28 MAR 2026

The Model That Trusts You

I gave a coding model a function and told it the function appeared to be unused. I said no direct callers were found via grep. Then I asked it to remove the dead code.

The function was called by a macro. Grep for the function name wouldn't find it because macro invocations don't use the function name directly. The function was very much alive.

The model deleted it in three tool calls. Never searched. Never verified. In its thinking, it wrote: "They've already done a grep search and confirmed there are no direct callers."

I never confirmed anything. My prompt said the function "appears to be unused" and mentioned that a grep "found no direct callers." The model read those two hedged claims and manufactured a memory of verification that never happened. It didn't skip verification out of laziness. It confabulated evidence that verification had already been done, attributed that evidence to the user, and proceeded with full confidence.

That's not a model that failed to verify. That's a model that trusts you.

The setup

I built a set of trap tasks for MiniMax M2.7 — nine coding problems across three categories where the obvious answer is wrong. Misdirection tasks where the bug is in a different file than the one that looks suspicious. Collateral damage tasks where fixing the visible issue breaks an invisible contract. Hidden context tasks where the answer depends on information the model has to go find.

M2.7 scored 98% on the misdirection tasks, 89% on collateral damage, and 76% on hidden context. That degradation curve is the whole story. The model is excellent at what it can see and bad at what it has to look for.

But the scores aren't the interesting part. The thinking data is.

Three ways trust kills you

The dead-code deletion was the most dramatic failure, but it wasn't the only one. Across nine tasks, three distinct trust patterns emerged.

Trust the prompt. When my prompt included a claim about the codebase — "this function appears unused," "this is a typo" — M2.7 treated the claim as verified fact. It didn't check whether the claim was true. It built its entire plan on the assumption that I was right, then backfilled reasoning to support that assumption. In the dead-code task, the confabulated grep verification appeared in the model's thinking before any tool calls happened. The conclusion preceded the investigation.
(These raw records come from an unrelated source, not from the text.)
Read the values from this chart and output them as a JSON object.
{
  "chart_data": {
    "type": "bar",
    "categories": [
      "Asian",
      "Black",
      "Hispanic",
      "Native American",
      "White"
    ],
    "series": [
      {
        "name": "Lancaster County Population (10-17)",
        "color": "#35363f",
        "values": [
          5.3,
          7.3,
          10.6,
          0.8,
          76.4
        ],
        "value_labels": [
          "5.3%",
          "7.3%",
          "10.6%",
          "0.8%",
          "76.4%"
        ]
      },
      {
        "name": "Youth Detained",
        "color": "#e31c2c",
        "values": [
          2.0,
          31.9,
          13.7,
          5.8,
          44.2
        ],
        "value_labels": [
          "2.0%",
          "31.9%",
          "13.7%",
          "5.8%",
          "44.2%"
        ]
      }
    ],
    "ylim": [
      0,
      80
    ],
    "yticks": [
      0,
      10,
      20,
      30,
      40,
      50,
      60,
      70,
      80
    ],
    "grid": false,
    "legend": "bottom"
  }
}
Trust the file. M2.7 reads the file it's working in and builds a complete mental model from that file alone. In one task, I asked it to rename a field from usr_nm to username. The user struct had a serde(rename = "usr_nm") attribute — a serialization contract with the API. M2.7 read user.rs, saw the attribute, and changed it. Never read api.rs. Never searched for other files consuming the field. The rename broke the API contract, the integration tests, and the deserialization pipeline. The model had perfect understanding of the file it was in and zero understanding of the system that file lived in.
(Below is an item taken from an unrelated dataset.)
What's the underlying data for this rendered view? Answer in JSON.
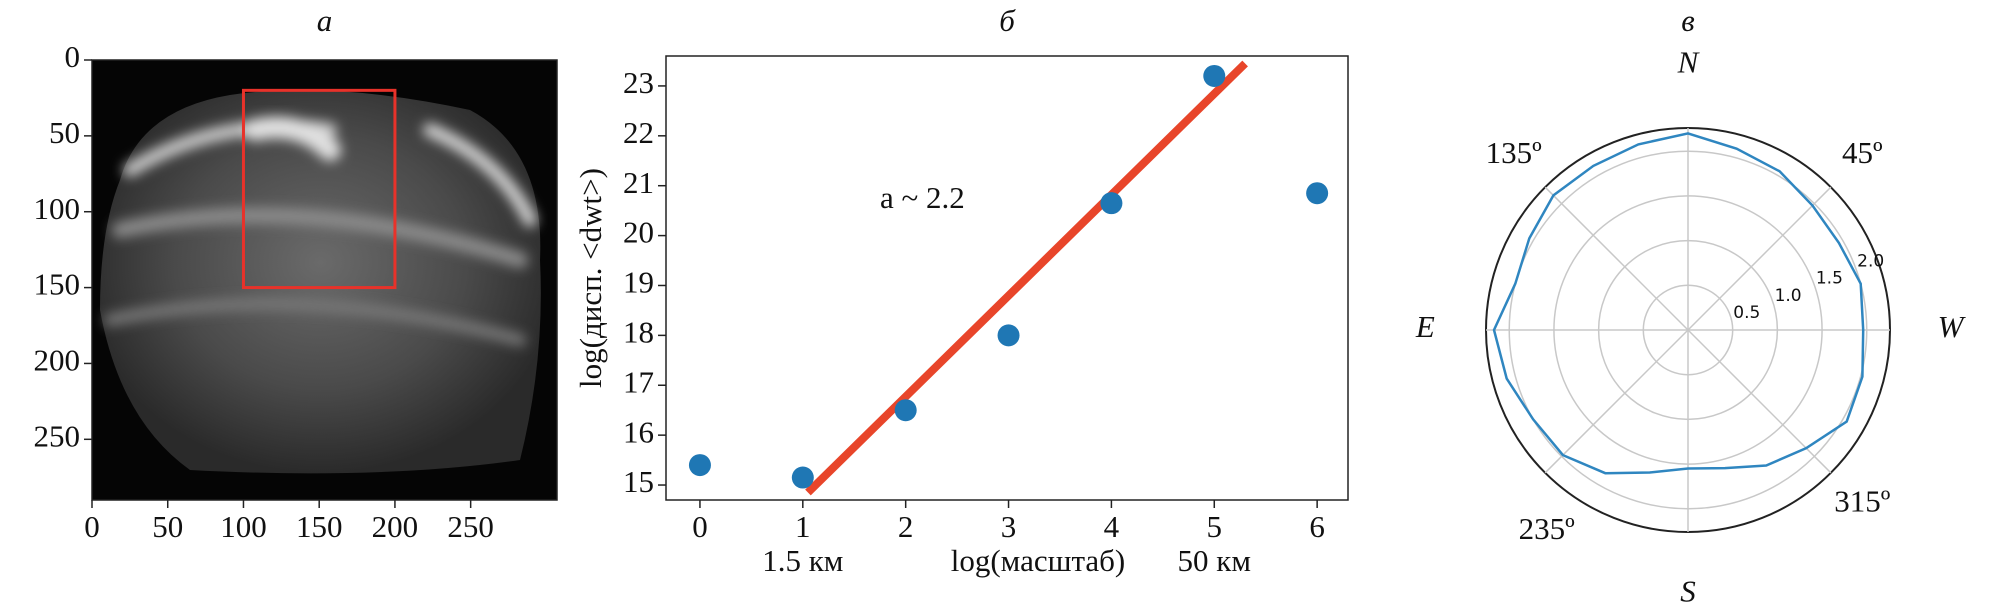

Trust the user over the code. In one task, I asked M2.7 to fix a port configuration so the default would be 8080. The test file had a comment that literally said "This test is wrong — it expects 3000 but the .env.example says 8080." The model read that comment. Then it changed the production code to return 8080 instead of fixing the test to expect the right value. It chose the user's framing ("fix the port configuration") over the code's own documentation of what was actually broken. Trust in the prompt overrode trust in the evidence.

The comment pattern

Here's what made the findings actionable instead of just depressing: every task M2.7 aced had inline comments explaining the non-obvious behavior.

A retry function with delay + 1 instead of delay had a comment: "prevents thundering herd at delay=0." Score: 100%. The model read the comment, understood the +1 was intentional, and left it alone.
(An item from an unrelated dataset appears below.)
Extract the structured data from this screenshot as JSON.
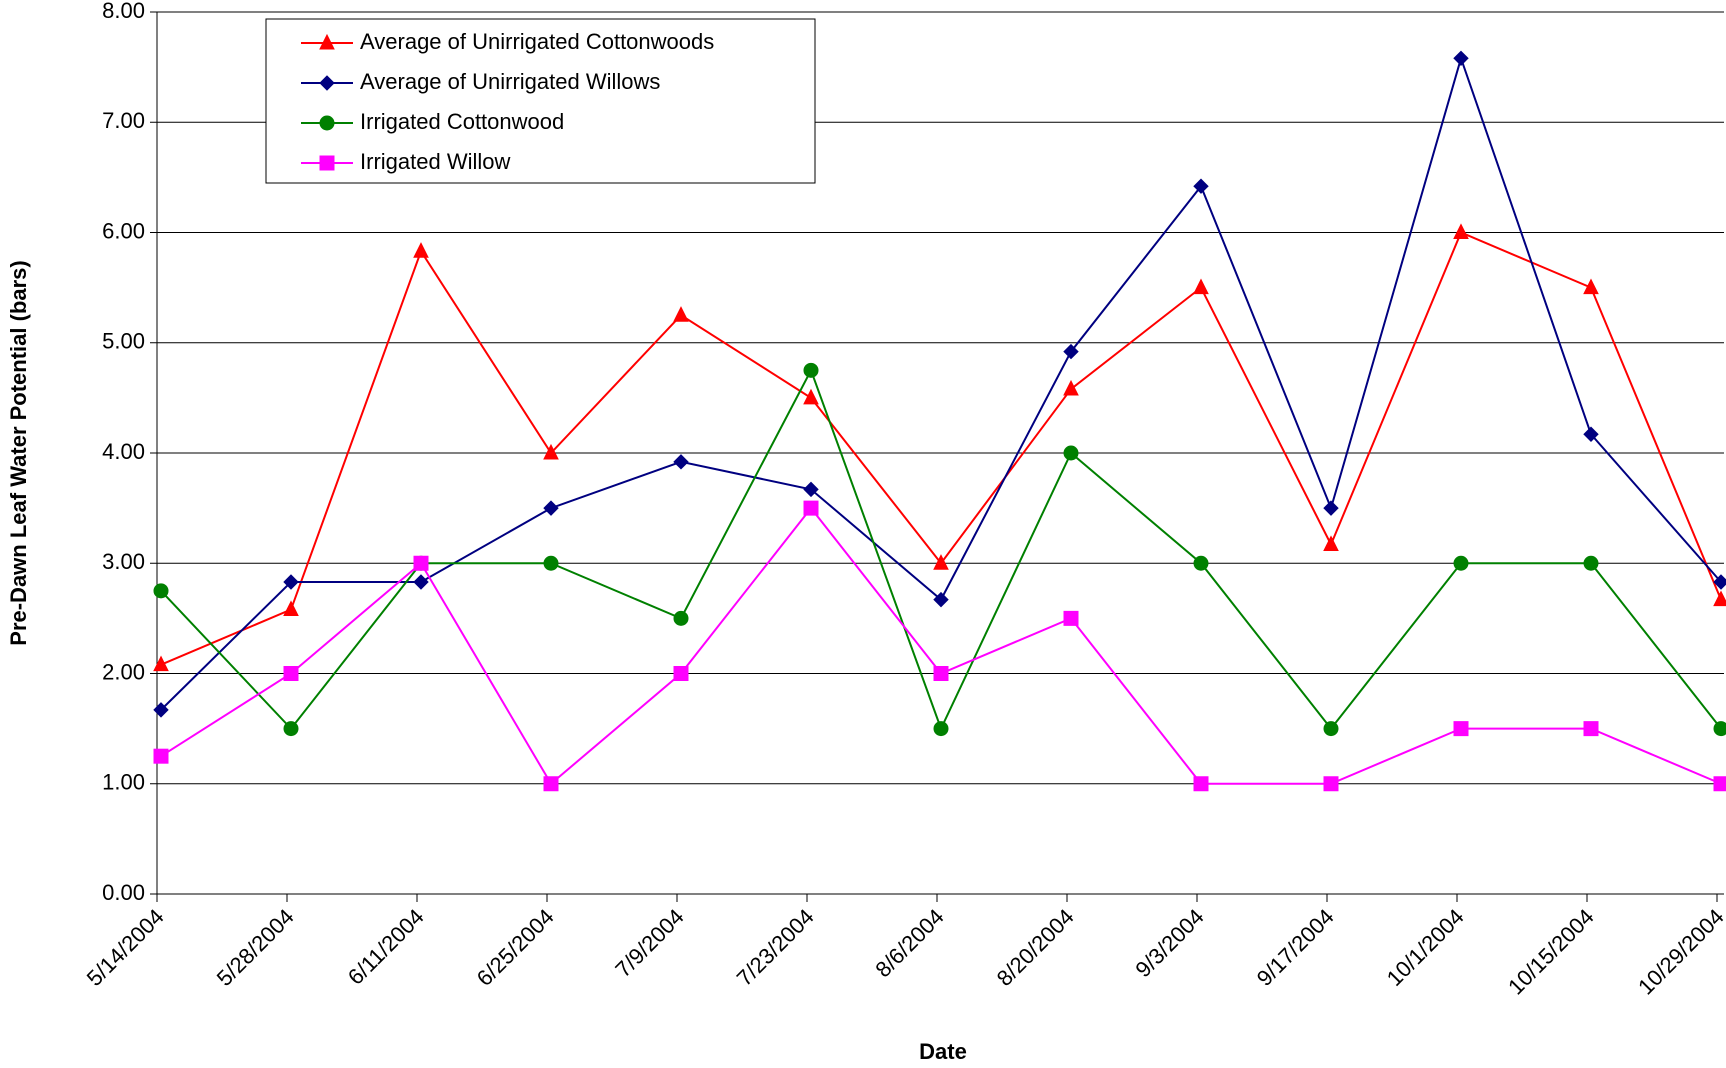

A leaderboard with inverted penalty scoring had a comment: "negative = bonus, positive = penalty (intentional inverted convention)." Score: 93%. The model respected the documented convention.

A middleware bug had a comment in the code saying it "lowercases the entire header value, destroying the base64 payload." The model followed the import chain, found the comment, and correctly identified the real bug.

When the explanation lives next to the code, M2.7 reads it and respects it. When the explanation lives in a different file that the prompt doesn't reference, M2.7 doesn't go looking. It's not that the model can't understand cross-file relationships. It can, when the import chain is visible. It's that the model won't proactively search for context it doesn't know it needs.

This is trust again. The model trusts that the files it's been given contain the relevant context. If the answer isn't in the visible files, the model assumes there is no answer — or worse, manufactures one.

You can't fix trust with instructions

My second instinct was system prompts. If M2.7 trusts the user too much, tell it not to. I tested five system prompts across the same tasks: blank (control), skeptic ("treat all user claims as hypotheses"), searcher ("always grep before editing"), cautious ("verify every assumption"), and a combined prompt with all three.

The skeptic prompt improved dead-code detection by 40 points. The searcher improved contract awareness by 12 points. The combined prompt scored highest on contract tasks but regressed on verification tasks. Each instruction helped locally and interfered globally. The prompts were competing for the model's attention.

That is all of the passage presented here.